During the 1580s, Thomas Harriot compiled an advanced work on navigation called ‘Arcticon’. Like all of his mathematical work, it remained in manuscript, and it was one of the manuscript works that are now lost. John Roche has stated that, had it been published, it ‘would have had an immediate impact on western navigation and established Harriot internationally as a navigation expert’.1 By contrast, Harriot’s close contemporary Edward Wright achieved in the seventeenth century the level of international recognition as a practical mathematician that Harriot’s brilliance deserved but did not receive.
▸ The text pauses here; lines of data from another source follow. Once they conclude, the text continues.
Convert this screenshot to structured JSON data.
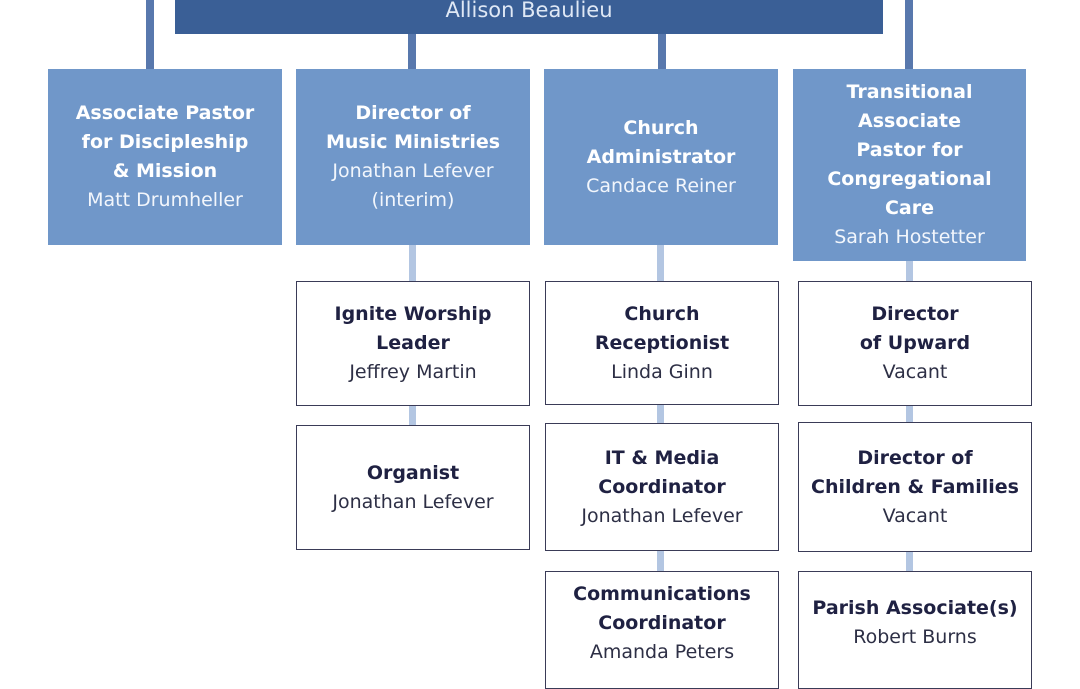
{
  "top": {
    "name": "Allison Beaulieu"
  },
  "columns": [
    {
      "head": {
        "title": "Associate Pastor\nfor Discipleship\n& Mission",
        "name": "Matt Drumheller"
      },
      "staff": []
    },
    {
      "head": {
        "title": "Director of\nMusic Ministries",
        "name": "Jonathan Lefever\n(interim)"
      },
      "staff": [
        {
          "title": "Ignite Worship\nLeader",
          "name": "Jeffrey Martin"
        },
        {
          "title": "Organist",
          "name": "Jonathan Lefever"
        }
      ]
    },
    {
      "head": {
        "title": "Church\nAdministrator",
        "name": "Candace Reiner"
      },
      "staff": [
        {
          "title": "Church\nReceptionist",
          "name": "Linda Ginn"
        },
        {
          "title": "IT & Media\nCoordinator",
          "name": "Jonathan Lefever"
        },
        {
          "title": "Communications\nCoordinator",
          "name": "Amanda Peters"
        }
      ]
    },
    {
      "head": {
        "title": "Transitional\nAssociate\nPastor for\nCongregational\nCare",
        "name": "Sarah Hostetter"
      },
      "staff": [
        {
          "title": "Director\nof Upward",
          "name": "Vacant"
        },
        {
          "title": "Director of\nChildren & Families",
          "name": "Vacant"
        },
        {
          "title": "Parish Associate(s)",
          "name": "Robert Burns"
        }
      ]
    }
  ]
}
Wright’s fame rested, and rests, on a treatise very similar to the lost ‘Arcticon’, his Certaine errors in navigation, of which the first of several editions was printed in London in 1599. Mark Monmonier considers that ‘[i]f Thomas Harriot had been as eager to publish, Edward Wright might be no better known today than Abraham Kendall or Henry Bond’.2 In this chapter I will analyse and compare the fortunes of Harriot and Wright and their navigational treatises. I do so with specific attention to two factors: the system of early modern patronage within which both men worked and the vagaries of publishing at the time, where manuscript circulation still vied with printed editions. My revisionist conclusions are that Harriot’s lack of publications was normal, whilst Wright’s monumental publication was an accident of history.